Gratitude is bringing your awareness to what you have rather than thinking about what you do not have. It is noticing what is right, rather than what is wrong. It is an essential ingredient for happiness because it is gratitude that allows you to savor your life and its blessings. It is very difficult to be grateful sometimes because it can feel very unnatural when we are faced with difficulties (or life is not perfect). We are programmed to focus on what’s wrong rather than what is right for evolutionary reasons. To be aware of what is wrong and/ or missing helped our ancestors survive and conquer their environment. But in the 21st century we need to cultivate gratitude in order to have a satisfying life.
By practicing gratitude, I do not mean becoming Pollyanna and acting “happy” about things which you are decidedly not happy about. Pretending to feel what you do not in fact feel, will backfire and makes you vulnerable to depression.
By practicing gratitude, I mean paying attention to and savoring the things, people and activities that you do actually like. In order to increase gratitude in your life I recommend the following practices.
Practice thinking of 3 things before you get out of bed in the morning that you are happy about. (coffee? having a bed?)
Practice picturing people that you love and value.
Practice noticing 3 good qualities that your body has.
Being able to regulate your emotions is very important in order to build a satisfying life. When you are upset or scared or angry full of desire you are not prone to make wise decisions. Instead you are likely to impulsively make choices that can lead to unwanted consequences. We are designed to choose short term need over long term satisfaction. This is important when there is an actual emergency. When there is a bus coming your way, jump out of the way, do not stop and ponder! How ever strong emotions mimc emergencies when there is in fact nothing truly dangerous. It is at those times that we need to be able to take a step back and make decisions that are positive for the long run. Of course this is difficult to do, because it is against our nature to so. In order to strengthen your regulatory muscles I recommend the following practices.

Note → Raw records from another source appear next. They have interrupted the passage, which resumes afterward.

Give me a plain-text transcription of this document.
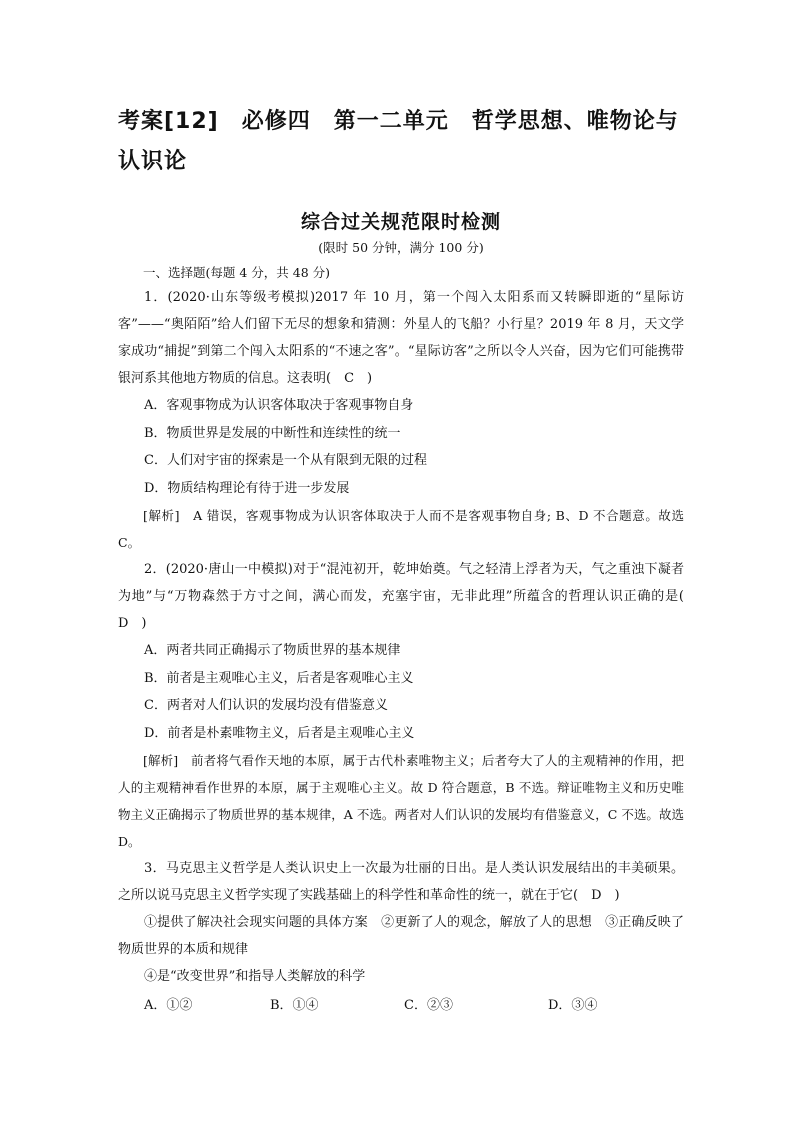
考案[12]　必修四　第一二单元　哲学思想、唯物论与认识论
综合过关规范限时检测
(限时 50 分钟，满分 100 分)
一、选择题(每题 4 分，共 48 分)

1．(2020·山东等级考模拟)2017 年 10 月，第一个闯入太阳系而又转瞬即逝的“星际访客”——“奥陌陌”给人们留下无尽的想象和猜测：外星人的飞船？小行星？2019 年 8 月，天文学家成功“捕捉”到第二个闯入太阳系的“不速之客”。“星际访客”之所以令人兴奋，因为它们可能携带银河系其他地方物质的信息。这表明(　C　)

A．客观事物成为认识客体取决于客观事物自身
B．物质世界是发展的中断性和连续性的统一
C．人们对宇宙的探索是一个从有限到无限的过程
D．物质结构理论有待于进一步发展

[解析]　A 错误，客观事物成为认识客体取决于人而不是客观事物自身; B、D 不合题意。故选 C。

2．(2020·唐山一中模拟)对于“混沌初开，乾坤始奠。气之轻清上浮者为天，气之重浊下凝者为地”与“万物森然于方寸之间，满心而发，充塞宇宙，无非此理”所蕴含的哲理认识正确的是(　D　)

A．两者共同正确揭示了物质世界的基本规律
B．前者是主观唯心主义，后者是客观唯心主义
C．两者对人们认识的发展均没有借鉴意义
D．前者是朴素唯物主义，后者是主观唯心主义

[解析]　前者将气看作天地的本原，属于古代朴素唯物主义；后者夸大了人的主观精神的作用，把人的主观精神看作世界的本原，属于主观唯心主义。故 D 符合题意，B 不选。辩证唯物主义和历史唯物主义正确揭示了物质世界的基本规律，A 不选。两者对人们认识的发展均有借鉴意义，C 不选。故选 D。

3．马克思主义哲学是人类认识史上一次最为壮丽的日出。是人类认识发展结出的丰美硕果。之所以说马克思主义哲学实现了实践基础上的科学性和革命性的统一，就在于它(　D　)

①提供了解决社会现实问题的具体方案　②更新了人的观念，解放了人的思想　③正确反映了物质世界的本质和规律

④是“改变世界”和指导人类解放的科学

A．①②	B．①④	C．②③	D．③④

Practice becoming more realistic in your thinking. Become aware when you are catastrophizing, being perfectionistic or indulging in unrealistic black and white thinking. Become familiar with the principles of cognitive behavioral therapy and use them as tools to keep your mood steady.
Practice some aerobic exercise often. Calming your your body calms your mind, because your mind lives in your body.
Practice noticing the effect of the media you consume on your state of mind. If the news upsets you (especially before bed) limit how much you expose yourself to.
THE FOLLOWING SKILLS ARE ALSO IMPORTANT
It is important to be able to speak your truth in a non aggressive way. It is equally important to be able to listen.
Practice speaking about your own experience, without judging others.
Practice noticing instead of listening you are practicing your response.
We all need friends and family in order to feel safe and secure. Building and nurturing relationships require patience, gentleness, loyalty and love.
Holding a grudge hurts you and takes away from your ability to enjoy life. Learning how to forgive yourself and others is a skill that will enhance your life.